On another front, Manic Don of the Holy Humvee tried to dump building playback logs for the automation program on my already overloaded plate. Trouble is, that's not my yob, man. Not in my job description.
I told him my plate already was full and that automation programming wasn't in my job description but was in his. By the end of the day, I was handed a new job description.
Guess what it included?
It also included reclassifying me as "occupational/non-exempt" from "professional/ exempt." When I pointed that out to Don and Ken, the general manager, (in writing, for documentation purposes) and mentioned "overtime" (which would substantially increase my salary), let's just say an abrupt correction was made.
THE IMPROBABLE, unbelievable saga of My Life at Pope FM just keeps getting better and better. This translates to more and more incredible . . . in the sense of "You won't believe this s***!"
Once again, I remind myself -- and the world -- that, yes, it really happened. Likewise, I note that I'm about to be guilty of "burying the lede," but what am I gonna do? It's a diary, Diary.
Today at Levy Pants -- if I inhabit the sequel to A Confederacy of Dunces, this must be the Levy Pants factory -- I was tasked to clean up a Pope FM Update done by Don and Ken. The copy, written by . . . oh, you know who the hell wrote it, had the general manager introducing the Messiah -- um, Don -- as "part mad scientist, part creative genius and just plain sinner like the rest of us."
It's all very frat boy, you know. Well, that is if frat boys went around spouting phrases like "just plain sinner like the rest of us."
I could have tried -- futilely -- to naysay against such juvenile things going over the air. But what's the fun in that? I prefer to imagine certain board members hearing that through the static on their FM radios.
And in a Pledge-a-Thon promo I just finished tonight for the Lord of the Hummer, he took a "Star Wars" tack on fund raising. I looked and looked and looked for the voiceover for one part of the spot, but it wasn't there, so I just voiced the part myself.

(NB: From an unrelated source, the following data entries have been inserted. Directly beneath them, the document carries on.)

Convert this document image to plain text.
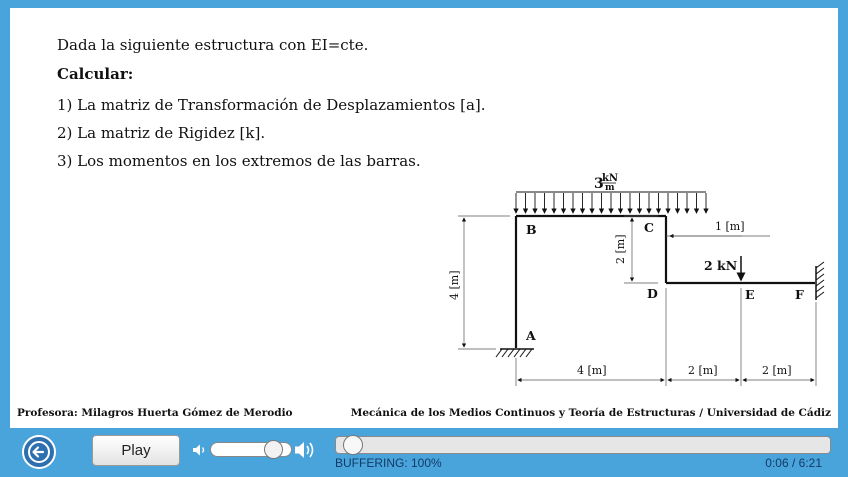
Dada la siguiente estructura con EI=cte.
Calcular:
1) La matriz de Transformación de Desplazamientos [a].
2) La matriz de Rigidez [k].
3) Los momentos en los extremos de las barras.
3
kN
m
2 kN
B	C
D	E	F
A
4 [m]
2 [m]
1 [m]
4 [m]	2 [m]	2 [m]
Profesora: Milagros Huerta Gómez de Merodio	Mecánica de los Medios Continuos y Teoría de Estructuras / Universidad de Cádiz
Play
BUFFERING: 100%	0:06 / 6:21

I did, however, do some editing. Can you imagine how it might sound, through the static of our weak signal, if I had read the line as written, which began "The Lord is our Master Vader . . . ."
Listen to that in your mind's ear. Imagine someone paying scant attention to our staticky broadcast.
"The Lord is our Master Vader . . . ."
I CAN SEE IT NOW. I drop dead, and somehow -- probably through a clerical error -- I end up in Heaven Itself, right in the middle of the Beatific Vision, and there He is.
Right there in front of me.
Coming out of an adult bookstore.
I . . . don't . . . think . . . so.
But that's the less-than-beatific vision our listeners came thiiiiiis close to having as they listened to Pope FM over their morning bowl of Froot Loops.
Something tells me that the Froot Loops aren't just in our listeners' cereal bowls.